Perhaps more analytically convincing is the Tribunal’s reliance on the fact that the Swiss-Uzbek BIT adopted two arbitration alternatives from which the investor might choose: ad hoc UNCITRAL Arbitration and ICSID Arbitration. For that choice to be an effective one, the Tribunal reasoned, the “investments” qualifying for arbitration under either mechanism should be the same, and thus an interpretation should be avoided that would make “investments” eligible for UNCITRAL arbitration but not ICSID Arbitration. Correspondingly, ICSID jurisprudence was held to provide suitable inspiration and guidance (but not precedent in a stare decisis sense) for deciding the treaty interpretation issue here. Of course, here again there was at least one other way of looking at things: that ad hoc arbitration under the UNCITRAL Rules was included to ensure that disputes that would not jurisdictionally qualify for ICSID arbitration under the ICSID Convention conception of “investment,” but were intended to be arbitrable under the BIT, would find their way to an arbitral forum.

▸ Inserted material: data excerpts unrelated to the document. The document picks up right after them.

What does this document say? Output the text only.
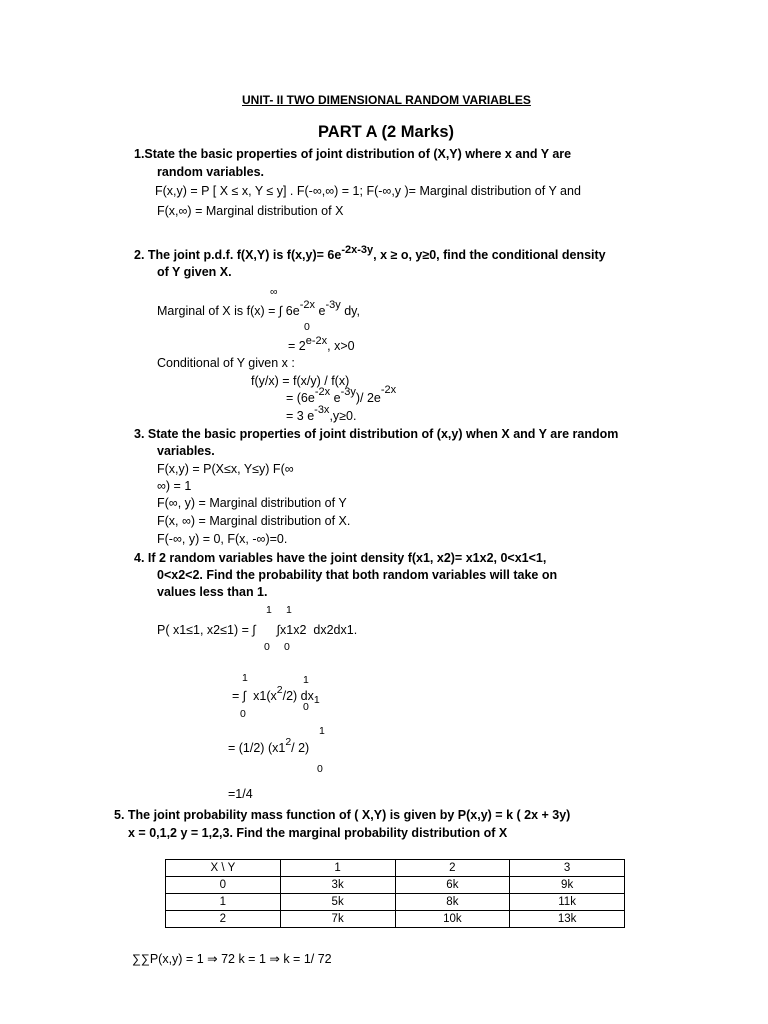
UNIT- II TWO DIMENSIONAL RANDOM VARIABLES
PART A (2 Marks)
1.State the basic properties of joint distribution of (X,Y) where x and Y are
random variables.
F(x,y) = P [ X ≤ x, Y ≤ y] . F(-∞,∞) = 1; F(-∞,y )= Marginal distribution of Y and
F(x,∞) = Marginal distribution of X
2. The joint p.d.f. f(X,Y) is f(x,y)= 6e-2x-3y, x ≥ o, y≥0, find the conditional density
of Y given X.
∞
Marginal of X is f(x) = ∫ 6e-2x e-3y dy,
0
= 2e-2x, x>0
Conditional of Y given x :
f(y/x) = f(x/y) / f(x)
= (6e-2x e-3y)/ 2e-2x
= 3 e-3x,y≥0.
3. State the basic properties of joint distribution of (x,y) when X and Y are random
variables.
F(x,y) = P(X≤x, Y≤y) F(∞
∞) = 1
F(∞, y) = Marginal distribution of Y
F(x, ∞) = Marginal distribution of X.
F(-∞, y) = 0, F(x, -∞)=0.
4. If 2 random variables have the joint density f(x1, x2)= x1x2, 0<x1<1,
0<x2<2. Find the probability that both random variables will take on
values less than 1.
1 1
P( x1≤1, x2≤1) = ∫      ∫x1x2  dx2dx1.
0 0
1	1
= ∫  $x1(x^2/2)$ $dx_1$
0
0
1
= (1/2) ($x1^2/$ 2)
0
=1/4
5. The joint probability mass function of ( X,Y) is given by P(x,y) = k ( 2x + 3y)
x = 0,1,2 y = 1,2,3. Find the marginal probability distribution of X
X \ Y	1	2	3
0	3k	6k	9k
1	5k	8k	11k
2	7k	10k	13k
∑∑P(x,y) = 1 ⇒ 72 k = 1 ⇒ k = 1/ 72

With these analytical premises in place, the Tribunal proceeded to rely on ICSID jurisprudence for its conclusion that “the term ‘investments’ under the BIT has an inherent meaning (irrespective of whether the investor resorts to ICSIDE or UNCITRAL arbitral proceedings) entailing a contribution that extends over a certain period of time and that involves some risk.” And the Tribunal took pains to insist that it was completely accepting of the notion that State parties to a BIT have freedom of contract to decide what scope to give to the term “investments” — but that the parties here had not, at least not in sufficiently plain terms, elected to treat sales of goods transactions as such. This latter declaration by the Tribunal might well have been included to anticipate that some readers would raise the concern stated in the first sentence of this commentary. And the reasoning in this award appears to underscore that, in the jurisprudence of arbitral jurisdiction under investment treaties, there is an unresolved tension for arbitrators between engaging in principled treaty interpretation and choreographing a “sensible” transnational system for the resolution of disputes.